It’s almost 1am. I had been going to bed by 9pm and getting up at 5am, but last night and tonight my body has decided to rebel. Well, maybe not my body as much as my mind. It is very busy feeling sad right now, so it says we can’t go to sleep.
I was out of ideas, so I turned to Reddit and posted this:
Support for would-be mothers
byu/TheApostateTurtle inCPTSD
I’m thinking that if I have to coin a term for this, it would be Childlessness Neither By Choice Nor By Infertility (CNBCNBI). Or maybe, Childlessness Because Life Won’t Cooperate (CBLWC).
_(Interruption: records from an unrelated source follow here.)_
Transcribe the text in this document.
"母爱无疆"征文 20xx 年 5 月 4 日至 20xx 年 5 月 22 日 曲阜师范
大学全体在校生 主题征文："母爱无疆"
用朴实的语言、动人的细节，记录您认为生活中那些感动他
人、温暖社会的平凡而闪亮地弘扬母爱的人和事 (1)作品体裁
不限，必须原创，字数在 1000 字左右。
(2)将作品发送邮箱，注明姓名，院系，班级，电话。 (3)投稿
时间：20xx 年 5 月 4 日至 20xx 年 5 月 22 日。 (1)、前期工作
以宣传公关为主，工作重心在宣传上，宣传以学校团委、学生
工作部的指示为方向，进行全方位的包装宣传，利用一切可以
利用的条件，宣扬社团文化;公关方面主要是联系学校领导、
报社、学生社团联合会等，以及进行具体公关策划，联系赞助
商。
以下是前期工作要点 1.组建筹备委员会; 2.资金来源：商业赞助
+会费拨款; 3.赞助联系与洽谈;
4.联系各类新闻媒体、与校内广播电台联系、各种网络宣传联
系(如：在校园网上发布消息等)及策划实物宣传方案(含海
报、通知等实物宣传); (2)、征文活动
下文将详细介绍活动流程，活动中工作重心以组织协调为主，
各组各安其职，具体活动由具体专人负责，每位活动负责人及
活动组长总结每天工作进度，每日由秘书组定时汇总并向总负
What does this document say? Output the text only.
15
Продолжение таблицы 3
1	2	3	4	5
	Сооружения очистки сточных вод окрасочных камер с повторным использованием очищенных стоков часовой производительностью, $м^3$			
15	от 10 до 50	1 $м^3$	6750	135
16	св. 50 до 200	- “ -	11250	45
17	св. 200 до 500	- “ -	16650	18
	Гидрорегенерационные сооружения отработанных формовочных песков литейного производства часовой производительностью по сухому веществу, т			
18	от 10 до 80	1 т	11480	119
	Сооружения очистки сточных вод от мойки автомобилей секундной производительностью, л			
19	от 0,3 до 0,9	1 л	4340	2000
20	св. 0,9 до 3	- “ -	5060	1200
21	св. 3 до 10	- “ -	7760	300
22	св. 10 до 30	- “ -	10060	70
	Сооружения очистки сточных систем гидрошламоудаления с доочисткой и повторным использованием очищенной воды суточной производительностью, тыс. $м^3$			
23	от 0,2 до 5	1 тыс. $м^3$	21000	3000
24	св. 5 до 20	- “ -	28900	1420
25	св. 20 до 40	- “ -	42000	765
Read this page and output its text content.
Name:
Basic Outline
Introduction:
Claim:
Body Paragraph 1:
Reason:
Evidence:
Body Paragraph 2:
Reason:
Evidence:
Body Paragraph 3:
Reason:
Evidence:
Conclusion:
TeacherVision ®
This has been a gut-wrenching source of pain for years but a friend who had been dealing with infertility recently announced that she was expecting. I wanted so badly to be happy for her. And I definitely am glad that she’s pregnant, it’s just that I’m not glad that I can’t be. I feel so alone in this because most people who desperately want kids are able to take action steps to try to have them. Meanwhile, I’m just trying to get my life from Absolute Trainwreck to Slightly Together. I just feel like I have so much love to give and my turtle can’t take in all of it. I gush over and adore him, but it’s not natural for this to be expected of him. I tried gushing love all over my siblings but they almost never replied and when they did, it was so condescending and mean that I had to give up on those relationships for now. I went from sending about ten texts a day to no contact about two weeks ago and neither of them seems to have noticed.
A baby would let me gush love all over them all day long. That’s what babies are for!